Today, I’d like to write to you about something that’s very close to my heart: epilepsy. A good online definition I have found for it is as follows:
Epilepsy (or seizures): a neurological disorder marked by sudden recurrent episodes of sensory disturbance, loss of consciousness, or convulsions, associated with abnormal electrical activity in the brain.
As someone who has been diagnosed with a type of epilepsy for several years now, I can tell you that seizures are not easy to live with, and they affect much more than those moments of abnormal electrical activity. They affect so much more than those moments, in fact, that it is impossible to joke for a moment without having some offense taken. Let me explain.
Recently, I have heard people like you toss around phrases like, “You looked like you were having a seizure”, or “I was over here, literally having a seizure” – in a joking way, which I can understand: we all joke around. But those people do not understand or relate to me in a way that is vital to who I am and what seizures are: When you joke like that, it’s offensive. The fact that you’re not actually having a seizure, and yet you’re joking about having one, is not just insensitive, but offensive as well. You see, you have the luxury of joking. You don’t have to deal with the reality of the term. So whenever you do make jokes, it stays with people like me. I remember when you say those things. It’s not that I hold a grudge against you, it’s just very hard for me to shake the fact that one of my friends didn’t have the sensitivity to understand a chronic condition – specifically, my chronic condition. It’s like using the r-word with people with disabilities, except you can’t conduct campaigns to eliminate the word ‘seizure’, because that’s exactly what you have. You see what I’m getting at?

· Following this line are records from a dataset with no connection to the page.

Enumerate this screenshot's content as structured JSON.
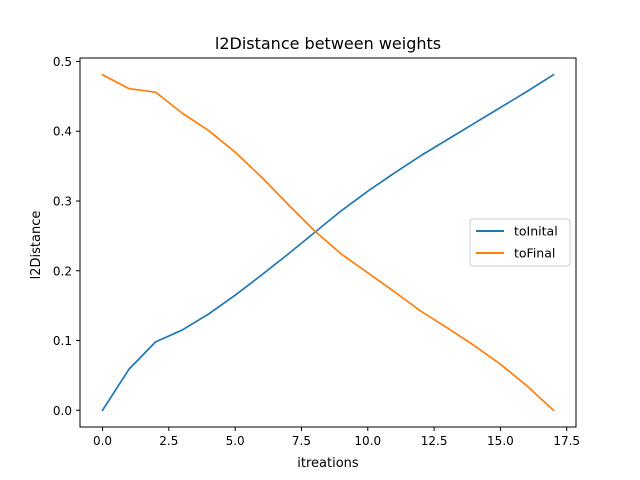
{
  "chart_data": {
    "type": "line",
    "title": "l2Distance between weights",
    "xlabel": "itreations",
    "ylabel": "l2Distance",
    "xlim": [
      -0.85,
      17.85
    ],
    "ylim": [
      -0.024,
      0.505
    ],
    "xticks": [
      0.0,
      2.5,
      5.0,
      7.5,
      10.0,
      12.5,
      15.0,
      17.5
    ],
    "xtick_labels": [
      "0.0",
      "2.5",
      "5.0",
      "7.5",
      "10.0",
      "12.5",
      "15.0",
      "17.5"
    ],
    "yticks": [
      0.0,
      0.1,
      0.2,
      0.3,
      0.4,
      0.5
    ],
    "ytick_labels": [
      "0.0",
      "0.1",
      "0.2",
      "0.3",
      "0.4",
      "0.5"
    ],
    "grid": false,
    "legend_position": "center-right",
    "x": [
      0,
      1,
      2,
      3,
      4,
      5,
      6,
      7,
      8,
      9,
      10,
      11,
      12,
      13,
      14,
      15,
      16,
      17
    ],
    "series": [
      {
        "name": "toInital",
        "color": "#1f77b4",
        "values": [
          0.0,
          0.059,
          0.098,
          0.115,
          0.138,
          0.165,
          0.194,
          0.224,
          0.255,
          0.286,
          0.314,
          0.34,
          0.365,
          0.388,
          0.411,
          0.434,
          0.457,
          0.481
        ]
      },
      {
        "name": "toFinal",
        "color": "#ff7f0e",
        "values": [
          0.481,
          0.461,
          0.456,
          0.426,
          0.401,
          0.37,
          0.334,
          0.295,
          0.257,
          0.224,
          0.197,
          0.17,
          0.142,
          0.118,
          0.093,
          0.066,
          0.035,
          0.0
        ]
      }
    ]
  }
}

So, I’d like to offer an alternative. Whenever you want to joke with your friends (including me!), treat epilepsy as you would any other chronic condition: don’t joke about it. If you did, I probably wouldn’t want to start talking about it then and there. But if you have questions, I would be more than happy to answer them. Comment here (I’ve put a contact form in below), email me (my email is in the ‘about’ section), Facebook message me (if you’re my Facebook friend)… whatever. But if you’re looking to understand more about epilepsy in general, please visit this link. (Go to the ‘Learn’ tab, find anything you’d want to know there!) Or, watch this video – it’s longer than the first aid one below, but it gives a quick run-down of what epilepsy is, the kinds of epilepsy there are, and additional first aid. Also: in learning about epilepsy, I have found that they are a lot more common than people think. I love my roommates, but they had no idea what to do when I was having a seizure – and that ended up costing me several hundred dollars in a trip to the ER. Therefore, try to be prepared in case you should ever encounter someone having a seizure. You really never know. Because you won’t, please don’t joke like you do.
Thank you for your time. I really do appreciate it.